Among individual Australians, the vulnerabilities are highest at either extreme of the age spectrum, while the actual financial impacts of cyber crime tend to increase with age. According to Tech Business News, the following eight industries are most vulnerable to cyber crime:

1. Healthcare
2. Financial services
3. Retail
4. Education
5. Energy and utilities
6. Government
7. Manufacturing

Perhaps more importantly, cyber crime is something of a catch-all term. It can denote things as disparate as online harassment and abuse, identity crime, fraud, and malware attacks.

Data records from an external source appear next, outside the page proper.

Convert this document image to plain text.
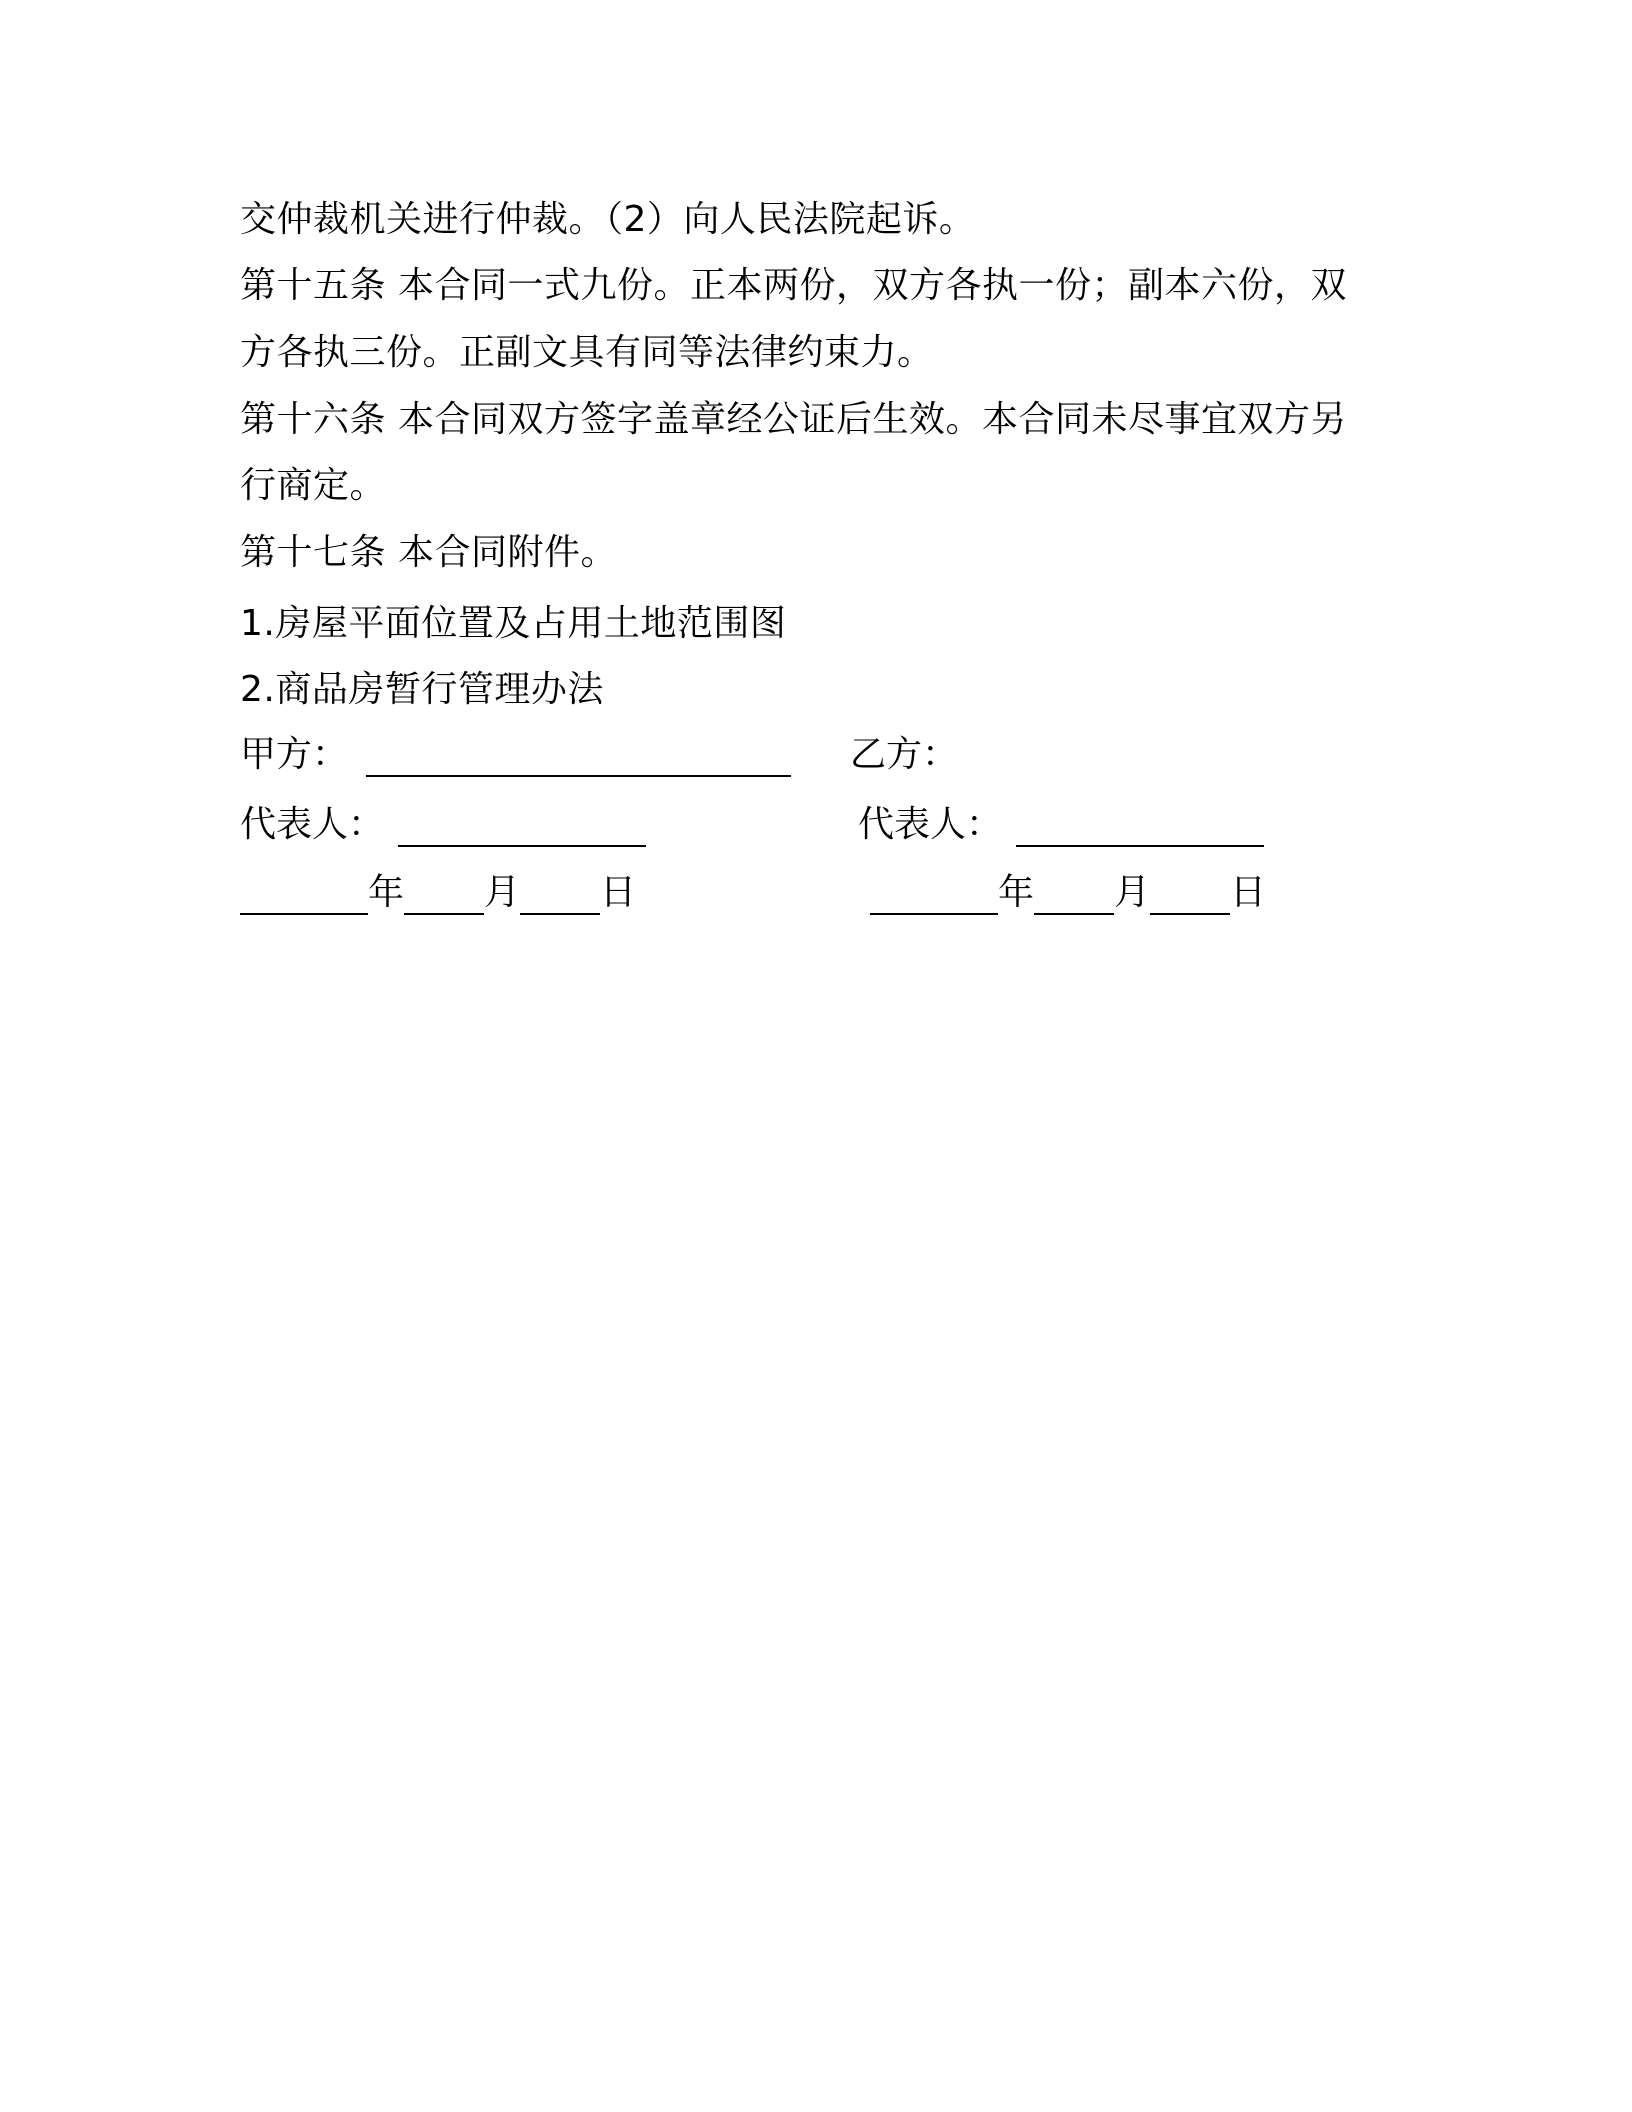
交仲裁机关进行仲裁。（2）向人民法院起诉。
第十五条 本合同一式九份。正本两份，双方各执一份；副本六份，双
方各执三份。正副文具有同等法律约束力。
第十六条 本合同双方签字盖章经公证后生效。本合同未尽事宜双方另
行商定。
第十七条 本合同附件。
1.房屋平面位置及占用土地范围图
2.商品房暂行管理办法
甲方：	乙方：
代表人：	代表人：
年 月 日	年 月 日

Targeting smaller businesses

The economic importance of small and medium businesses in Australia is so clear it hardly needs restating. Though equally important to Australia’s cyber security, the case is less often made. There is a cyber attack in Australia every 10 minutes. Nearly half of which (43 per cent) are made against small to medium enterprises.

The impacts for such businesses can be devastating as they often have limited resources to allocate to cyber security, not to mention the fact that many wouldn’t know where to begin. Smaller businesses don’t operate in a vacuum – they form links in a much broader chain, meaning an attack on one can spell risk for many others.

“For large organisations, incidents affecting a small or medium business in their supply chain can cause significant damage,” explained the federal government’s new Cyber Security Strategy report, which Cyber Security and Home Affairs Minister Clare O’Neil said has been designed to overcome the “cyber slumber” of the previous government.

“An incident in a large organisation’s supply chain can cause major downstream impacts, disrupting service delivery. Or, where a small business is integrated into the networks of a large organisation, a cyber attack on the smaller entity can unlock a ‘back door’ into the larger organisation that malicious actors can easily exploit.”

To address the risks for smaller businesses, the federal government plans to allocate funding towards a voluntary “cyber health check program”. The program will, free of charge, allow businesses to undertake a tailored assessment of their “cyber security maturity”.

Additionally, the government will invest in a Small Business Cyber Resilience Service, which will “provide one-on-one assistance to help small businesses navigate their cyber challenges, including walking them through the steps to recover from a cyber attack”.

“We understand the challenges that small businesses face in the complex world of cyber security, but they are not on their own. The Australian government’s cyber security strategy will make sure the support is available to help them understand and improve their own cyber security,” said Ms O’Neil.